L'initiative d'Orange Sierra Leone s'ajoute à une série de mesures visant à renforcer la sécurité des écosystèmes financiers numériques. La Banque des États de l'Afrique Centrale (BEAC) a récemment activé SYSTAC 2, une plateforme conforme à la norme ISO 20022, pour le traitement des transactions de détail dans la zone CEMAC. Bien que hors UEMOA, cette évolution illustre une tendance régionale vers des infrastructures plus robustes et interopérables.
Des résultats financiers en demi-teinte
Cette actualité sécuritaire survient alors que les opérateurs historiques de la région publient leurs résultats semestriels. Sonatel, maison mère d'Orange Sénégal, a vu ses revenus portés par la data et le mobile money, mais doit composer avec une concurrence accrue et des coûts de conformité en hausse. Les banques de l'UEMOA, de leur côté, affichent des résultats semestriels solides, mais la digitalisation de leurs services les expose également à des risques de fraude.
La capacité des acteurs à sécuriser leurs plateformes devient un critère de différenciation majeur. Les utilisateurs, de plus en plus avertis, exigent des garanties. Les partenariats, comme celui signé entre Glovo et Wave en Côte d'Ivoire, montrent que la confiance est un actif stratégique : les entreprises cherchent à s'associer à des marques réputées fiables.
Vers une harmonisation des dispositifs ?
L'initiative d'Orange Sierra Leone, si elle est salutaire, pose la question de l'harmonisation des dispositifs de lutte contre la fraude à l'échelle de la sous-région. Chaque opérateur développe ses propres outils, avec des niveaux de protection variables. Une coordination régionale, impliquant les régulateurs et les banques centrales, pourrait permettre de mutualiser les bonnes pratiques et de créer un environnement plus sûr pour tous.

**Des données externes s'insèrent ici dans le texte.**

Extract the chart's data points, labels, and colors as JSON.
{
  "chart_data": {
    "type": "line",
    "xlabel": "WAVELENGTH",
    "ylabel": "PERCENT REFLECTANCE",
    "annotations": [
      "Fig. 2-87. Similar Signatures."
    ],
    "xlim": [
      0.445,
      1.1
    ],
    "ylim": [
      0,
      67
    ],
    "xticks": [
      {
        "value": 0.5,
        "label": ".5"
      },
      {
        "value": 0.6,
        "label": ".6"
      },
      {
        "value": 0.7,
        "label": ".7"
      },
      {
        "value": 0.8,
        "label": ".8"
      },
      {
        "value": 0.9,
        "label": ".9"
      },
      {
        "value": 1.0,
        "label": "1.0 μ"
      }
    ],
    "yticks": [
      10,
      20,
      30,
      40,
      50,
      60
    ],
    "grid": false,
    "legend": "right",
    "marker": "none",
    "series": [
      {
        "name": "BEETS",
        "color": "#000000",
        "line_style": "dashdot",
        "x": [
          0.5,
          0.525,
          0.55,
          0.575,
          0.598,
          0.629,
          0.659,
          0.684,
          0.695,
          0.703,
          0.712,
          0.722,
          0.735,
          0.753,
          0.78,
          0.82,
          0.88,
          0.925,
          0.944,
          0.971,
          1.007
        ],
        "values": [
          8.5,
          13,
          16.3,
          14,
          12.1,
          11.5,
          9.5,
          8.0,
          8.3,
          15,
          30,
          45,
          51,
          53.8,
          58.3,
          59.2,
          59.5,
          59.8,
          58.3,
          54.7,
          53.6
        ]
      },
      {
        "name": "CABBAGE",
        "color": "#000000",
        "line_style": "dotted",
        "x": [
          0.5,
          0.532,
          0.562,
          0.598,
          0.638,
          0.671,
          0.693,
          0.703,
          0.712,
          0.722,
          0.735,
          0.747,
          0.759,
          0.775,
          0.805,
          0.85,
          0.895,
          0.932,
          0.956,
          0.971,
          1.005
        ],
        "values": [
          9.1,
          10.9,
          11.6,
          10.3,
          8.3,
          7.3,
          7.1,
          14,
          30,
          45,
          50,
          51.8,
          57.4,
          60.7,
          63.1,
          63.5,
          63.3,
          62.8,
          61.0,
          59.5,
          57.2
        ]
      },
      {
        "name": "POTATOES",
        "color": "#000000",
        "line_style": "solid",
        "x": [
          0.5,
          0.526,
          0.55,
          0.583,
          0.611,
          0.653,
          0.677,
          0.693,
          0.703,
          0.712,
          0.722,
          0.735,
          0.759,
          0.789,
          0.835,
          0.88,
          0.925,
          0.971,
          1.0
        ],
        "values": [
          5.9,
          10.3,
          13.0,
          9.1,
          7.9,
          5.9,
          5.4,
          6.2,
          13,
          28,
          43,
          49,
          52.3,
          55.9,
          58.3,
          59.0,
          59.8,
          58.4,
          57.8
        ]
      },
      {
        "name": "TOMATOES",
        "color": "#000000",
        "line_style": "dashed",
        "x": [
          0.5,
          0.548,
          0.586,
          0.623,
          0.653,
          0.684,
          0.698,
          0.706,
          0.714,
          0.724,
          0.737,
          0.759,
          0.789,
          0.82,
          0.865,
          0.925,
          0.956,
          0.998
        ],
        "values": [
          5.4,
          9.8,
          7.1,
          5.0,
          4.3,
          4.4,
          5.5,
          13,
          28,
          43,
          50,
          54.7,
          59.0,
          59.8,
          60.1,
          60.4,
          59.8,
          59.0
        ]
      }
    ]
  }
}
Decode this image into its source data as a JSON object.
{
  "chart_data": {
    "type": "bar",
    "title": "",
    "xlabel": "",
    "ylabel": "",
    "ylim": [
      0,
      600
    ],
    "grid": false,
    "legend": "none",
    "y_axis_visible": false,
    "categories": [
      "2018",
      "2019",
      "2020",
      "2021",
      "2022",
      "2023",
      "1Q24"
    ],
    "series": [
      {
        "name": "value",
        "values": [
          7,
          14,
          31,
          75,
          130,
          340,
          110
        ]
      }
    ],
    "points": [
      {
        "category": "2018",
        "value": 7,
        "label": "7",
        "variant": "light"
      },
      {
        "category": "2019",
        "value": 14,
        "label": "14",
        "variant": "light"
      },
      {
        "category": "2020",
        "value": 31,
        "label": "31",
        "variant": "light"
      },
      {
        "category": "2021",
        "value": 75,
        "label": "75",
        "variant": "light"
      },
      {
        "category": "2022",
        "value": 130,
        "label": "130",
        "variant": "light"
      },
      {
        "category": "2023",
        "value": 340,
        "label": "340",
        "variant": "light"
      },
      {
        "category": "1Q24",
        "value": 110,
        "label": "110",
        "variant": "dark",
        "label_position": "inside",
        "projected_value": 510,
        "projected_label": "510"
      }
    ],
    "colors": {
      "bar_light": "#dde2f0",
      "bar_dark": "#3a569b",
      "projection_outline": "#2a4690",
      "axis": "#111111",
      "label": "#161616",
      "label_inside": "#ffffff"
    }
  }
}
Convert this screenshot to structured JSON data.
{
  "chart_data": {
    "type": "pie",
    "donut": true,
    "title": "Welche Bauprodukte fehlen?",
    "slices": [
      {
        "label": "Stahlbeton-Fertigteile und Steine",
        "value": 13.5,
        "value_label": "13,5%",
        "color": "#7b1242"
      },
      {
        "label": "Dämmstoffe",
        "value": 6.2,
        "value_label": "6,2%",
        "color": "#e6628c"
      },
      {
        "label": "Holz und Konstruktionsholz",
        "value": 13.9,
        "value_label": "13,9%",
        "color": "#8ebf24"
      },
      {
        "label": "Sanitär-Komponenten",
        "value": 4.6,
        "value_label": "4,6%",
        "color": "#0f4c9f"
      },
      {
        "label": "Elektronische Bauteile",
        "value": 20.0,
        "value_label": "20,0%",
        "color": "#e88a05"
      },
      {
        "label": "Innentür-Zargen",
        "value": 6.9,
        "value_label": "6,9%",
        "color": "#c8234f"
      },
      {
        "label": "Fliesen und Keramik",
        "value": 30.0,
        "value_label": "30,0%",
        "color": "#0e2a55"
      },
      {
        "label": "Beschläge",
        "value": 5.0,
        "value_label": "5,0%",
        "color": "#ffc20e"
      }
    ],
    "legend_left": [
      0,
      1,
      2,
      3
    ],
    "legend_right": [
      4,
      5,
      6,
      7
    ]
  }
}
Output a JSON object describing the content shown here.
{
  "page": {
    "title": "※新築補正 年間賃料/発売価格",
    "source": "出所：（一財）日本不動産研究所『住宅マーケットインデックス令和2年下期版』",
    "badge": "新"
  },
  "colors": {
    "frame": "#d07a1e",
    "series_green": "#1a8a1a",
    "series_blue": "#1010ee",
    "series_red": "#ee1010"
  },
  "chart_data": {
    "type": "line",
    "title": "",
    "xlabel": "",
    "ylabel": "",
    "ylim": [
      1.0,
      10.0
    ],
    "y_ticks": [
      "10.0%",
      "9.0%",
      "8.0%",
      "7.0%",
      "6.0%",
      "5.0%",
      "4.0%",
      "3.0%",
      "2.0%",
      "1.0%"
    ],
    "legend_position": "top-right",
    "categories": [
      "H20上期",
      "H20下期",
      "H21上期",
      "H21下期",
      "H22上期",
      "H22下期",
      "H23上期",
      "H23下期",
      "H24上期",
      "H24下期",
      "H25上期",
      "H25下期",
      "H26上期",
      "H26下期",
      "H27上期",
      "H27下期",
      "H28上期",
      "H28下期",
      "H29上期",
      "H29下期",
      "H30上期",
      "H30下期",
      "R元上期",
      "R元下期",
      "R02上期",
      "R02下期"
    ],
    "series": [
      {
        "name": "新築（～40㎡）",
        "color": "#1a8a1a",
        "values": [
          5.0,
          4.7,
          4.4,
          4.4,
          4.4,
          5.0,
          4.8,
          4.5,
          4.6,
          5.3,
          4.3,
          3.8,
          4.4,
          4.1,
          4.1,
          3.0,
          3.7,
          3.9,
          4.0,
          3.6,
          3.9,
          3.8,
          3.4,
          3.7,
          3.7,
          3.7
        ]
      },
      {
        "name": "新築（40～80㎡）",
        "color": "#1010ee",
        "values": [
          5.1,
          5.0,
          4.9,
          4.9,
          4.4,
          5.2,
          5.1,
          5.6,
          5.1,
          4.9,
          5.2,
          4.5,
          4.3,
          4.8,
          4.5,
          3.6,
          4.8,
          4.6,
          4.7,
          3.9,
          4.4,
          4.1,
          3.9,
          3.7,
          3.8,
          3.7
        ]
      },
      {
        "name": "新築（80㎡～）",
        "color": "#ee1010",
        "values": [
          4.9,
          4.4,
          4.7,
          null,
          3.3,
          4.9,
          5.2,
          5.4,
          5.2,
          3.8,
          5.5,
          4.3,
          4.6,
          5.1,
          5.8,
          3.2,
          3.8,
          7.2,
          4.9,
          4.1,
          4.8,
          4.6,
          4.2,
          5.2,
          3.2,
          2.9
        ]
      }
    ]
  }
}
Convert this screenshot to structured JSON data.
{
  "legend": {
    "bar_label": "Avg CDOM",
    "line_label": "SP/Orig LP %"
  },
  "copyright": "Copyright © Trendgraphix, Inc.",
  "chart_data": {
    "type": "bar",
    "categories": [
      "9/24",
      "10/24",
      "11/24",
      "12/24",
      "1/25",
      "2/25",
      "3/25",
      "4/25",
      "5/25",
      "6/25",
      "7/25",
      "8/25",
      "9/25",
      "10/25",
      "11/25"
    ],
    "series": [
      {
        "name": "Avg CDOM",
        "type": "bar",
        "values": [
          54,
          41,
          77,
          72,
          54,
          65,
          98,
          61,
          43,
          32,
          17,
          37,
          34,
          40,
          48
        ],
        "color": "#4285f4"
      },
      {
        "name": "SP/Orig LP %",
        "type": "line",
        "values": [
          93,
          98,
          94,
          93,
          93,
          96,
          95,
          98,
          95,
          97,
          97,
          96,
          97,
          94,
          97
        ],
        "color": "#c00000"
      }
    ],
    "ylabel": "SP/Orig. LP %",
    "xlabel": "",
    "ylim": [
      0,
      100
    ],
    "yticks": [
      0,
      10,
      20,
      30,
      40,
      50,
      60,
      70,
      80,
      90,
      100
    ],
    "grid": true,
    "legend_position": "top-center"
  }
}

Les données de l'enquête FinScope Consumer The Gambia 2025, qui montrent que le mobile money a permis une inclusion financière spectaculaire en six ans, rappellent que ces services sont vitaux pour des millions de personnes. Leur pérennité dépend de la capacité des acteurs à maintenir un haut niveau de sécurité. La fraude n'est pas seulement un problème technique, c'est une menace pour l'édifice de l'inclusion financière ouest-africaine.
Les prochaines semaines diront si d'autres opérateurs emboîteront le pas à Orange Sierra Leone. Mais une chose est certaine : la confiance des utilisateurs est devenue le champ de bataille stratégique du mobile money en Afrique de l'Ouest.
Alors que les services financiers numériques s'imposent comme le moteur de l'inclusion financière en Afrique de l'Ouest, la sécurité devient le facteur déterminant de leur succès. L'initiative d'Orange Sierra Leone pourrait inspirer une dynamique régionale, où la lutte contre la fraude serait aussi structurante que l'innovation de services. La question reste de savoir si les régulateurs sauront accompagner cette évolution pour bâtir un écosystème financier numérique à la hauteur des attentes des populations.